2014年までに、「滴滴打車」の唯一の競合として残ったのが、アリババから出資を受けていた「快的打車(クァイディダーチャー)」であった。その時点で、中国のスマートフォンのタクシー配車サービス市場は、「滴滴打車」と「快的打車」の2社がほぼ二分しているという状況であった。
2014年、上海在住だった筆者が経験したのは、タクシーの手配がほぼ100%アプリによるものになったため、アプリを持っていない人が「流し」のタクシーを拾うということが非常に難しくなった、ということである。当時、上海では金曜日の夜などは、すぐにタクシーを呼ぶということが難しい場合もあり、「滴滴打車」と「快的打車」の両方のアプリを駆使して、手配をしていた。
その後、2015年に「滴滴打車」と「快的打車」の両社は合併を発表し、「滴滴快的(ディーディークァイディ)」となった。合併後もそれぞれのブランドで独立して事業を運営してきた。「滴滴快的」は「滴滴出行」にリブランドされ、現在に至っている。
2016年、滴滴出行はウーバー(Uber)の中国事業を買収すると発表した。株式交換を使った合併方式で、買収額は明らかにされていない。滴滴出行とウーバー・チャイナは、合併による新会社を設立した。ウーバーの本体であるアメリカのウーバー・テクノロジーズとウーバー・チャイナに出資していた百度などは、この合併新会社の株式を受け取った。
この合併により、滴滴出行は、中国の三大大手インターネット関連企業である、テンセント、アリババ、百度すべてから出資を受けている唯一の会社になった。同年、滴滴出行はアメリカのアップル等から巨額の投資を受けており、また、2017年にはソフトバンクグループも投資を発表した。
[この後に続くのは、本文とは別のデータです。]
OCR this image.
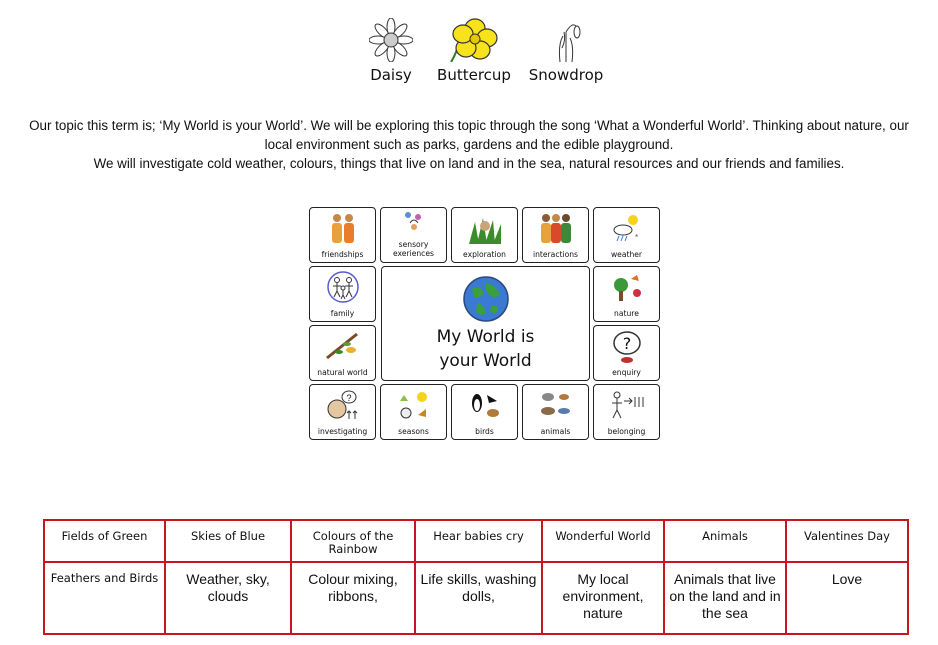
Daisy Buttercup	Snowdrop

Our topic this term is; ‘My World is your World’. We will be exploring this topic through the song ‘What a Wonderful World’. Thinking about nature, our local environment such as parks, gardens and the edible playground.

We will investigate cold weather, colours, things that live on land and in the sea, natural resources and our friends and families.

friendships
sensory exeriences	exploration	interactions
*
weather
family	nature
natural world
?
enquiry
My World is
your World
?
investigating	seasons	birds	animals	belonging
Fields of Green	Skies of Blue	Colours of the Rainbow	Hear babies cry	Wonderful World	Animals	Valentines Day
Feathers and Birds	Weather, sky, clouds	Colour mixing, ribbons,	Life skills, washing dolls,	My local environment, nature	Animals that live on the land and in the sea	Love
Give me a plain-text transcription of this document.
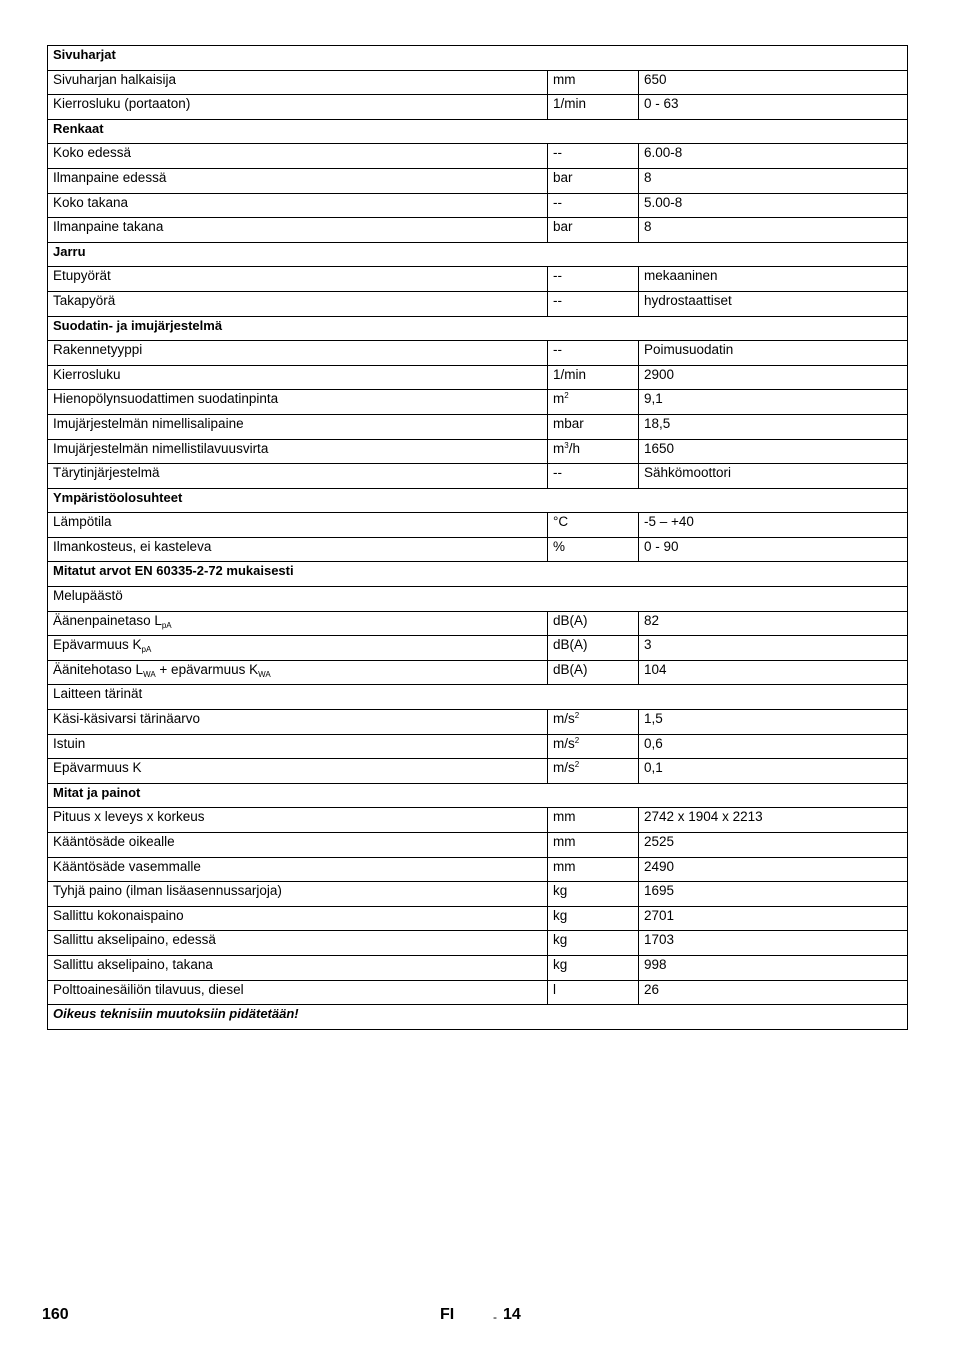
Sivuharjat		
Sivuharjan halkaisija	mm	650
Kierrosluku (portaaton)	1/min	0 - 63
Renkaat		
Koko edessä	--	6.00-8
Ilmanpaine edessä	bar	8
Koko takana	--	5.00-8
Ilmanpaine takana	bar	8
Jarru		
Etupyörät	--	mekaaninen
Takapyörä	--	hydrostaattiset
Suodatin- ja imujärjestelmä		
Rakennetyyppi	--	Poimusuodatin
Kierrosluku	1/min	2900
Hienopölynsuodattimen suodatinpinta	$m^2$	9,1
Imujärjestelmän nimellisalipaine	mbar	18,5
Imujärjestelmän nimellistilavuusvirta	$m^3/h$	1650
Tärytinjärjestelmä	--	Sähkömoottori
Ympäristöolosuhteet		
Lämpötila	°C	-5 – +40
Ilmankosteus, ei kasteleva	%	0 - 90
Mitatut arvot EN 60335-2-72 mukaisesti		
Melupäästö		
Äänenpainetaso $L_{pA}$	dB(A)	82
Epävarmuus $K_{pA}$	dB(A)	3
Äänitehotaso $L_{WA}$ + epävarmuus $K_{WA}$	dB(A)	104
Laitteen tärinät		
Käsi-käsivarsi tärinäarvo	$m/s^2$	1,5
Istuin	$m/s^2$	0,6
Epävarmuus K	$m/s^2$	0,1
Mitat ja painot		
Pituus x leveys x korkeus	mm	2742 x 1904 x 2213
Kääntösäde oikealle	mm	2525
Kääntösäde vasemmalle	mm	2490
Tyhjä paino (ilman lisäasennussarjoja)	kg	1695
Sallittu kokonaispaino	kg	2701
Sallittu akselipaino, edessä	kg	1703
Sallittu akselipaino, takana	kg	998
Polttoainesäiliön tilavuus, diesel	l	26
Oikeus teknisiin muutoksiin pidätetään!		
160	FI	- 14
ウーバーとは、アメリカの企業であるウーバー・テクノロジーズが運営する配車サービスのアプリのことである。世界70ヶ国・450都市以上で展開している。
2009年に誕生したウーバーは、スマホアプリを使ってハイヤーやタクシーなどを配車している。ライドシェアは2013年にアメリカで開始された。その後、既存のタクシー業界からの反発や摩擦を規制当局と起こしながらも、世界各地で少しずつ定着している。
日本のようにタクシーのサービスのレベルが高い国では、いわゆる「白タク」と呼ばれるライドシェアは普及しにくいかもしれない。しかし、既存のタクシーのサービスの質が高くなく、遠回りされたり、法外な料金を請求されたりするような国では、ライドシェアは便利なサービスになる。
筆者はマレーシアのクアラルンプールでウーバーに乗ったことがある。現地では、タクシーは危険な乗り物だが、ウーバーで呼ぶ「白タク」は安全だという。不思議な現象だが、ウーバーの「白タク」に実際乗ってみて、なるほどと思った。
まず、料金は全てスマホのアプリに登録しているクレジットカード決済になるため、運転手と現金のやりとりがなく、安全である。次に、事前に料金が決まっており、安心である。さらに、事前に料金が決まっているため、遠回りされることがなく、法外な料金を請求されることもない。
また、行き先は事前にアプリで指定できるため、運転手と言葉を交わす必要がない。車は指定の場所まで数分でやってきて、アプリで車のナンバーや種類、運転手の名前などが事前に分かるので、見つけて乗るだけ、である。目的地に着いたら、もちろん降りるだけ、である。
運転手に、ライドシェアって儲かるの?と聞いてみたのだが、自分は雇われているだけだから、との答えだった。つまり、車を持っている一般人が車を使わない時間に運転手を雇って、運転させて稼いでいるということである。
日本でも、シェアハウスやカーシェアリングが広まっており、「シェアリングエコノミー(経済圏)」は急速に広がっていると考えられている。その一つの形態として、ライドシェアが登場した。
滴滴出行がウーバー・チャイナを買収したことで、中国でのライドシェア市場は、それぞれのサービスが提携を強めていくのではないかと考えられている。
では、日本市場におけるライドシェアはどうなっていくのか。ライドシェアの普及と共に、滴滴出行とウーバー、両社の日本進出にも注目していきたい。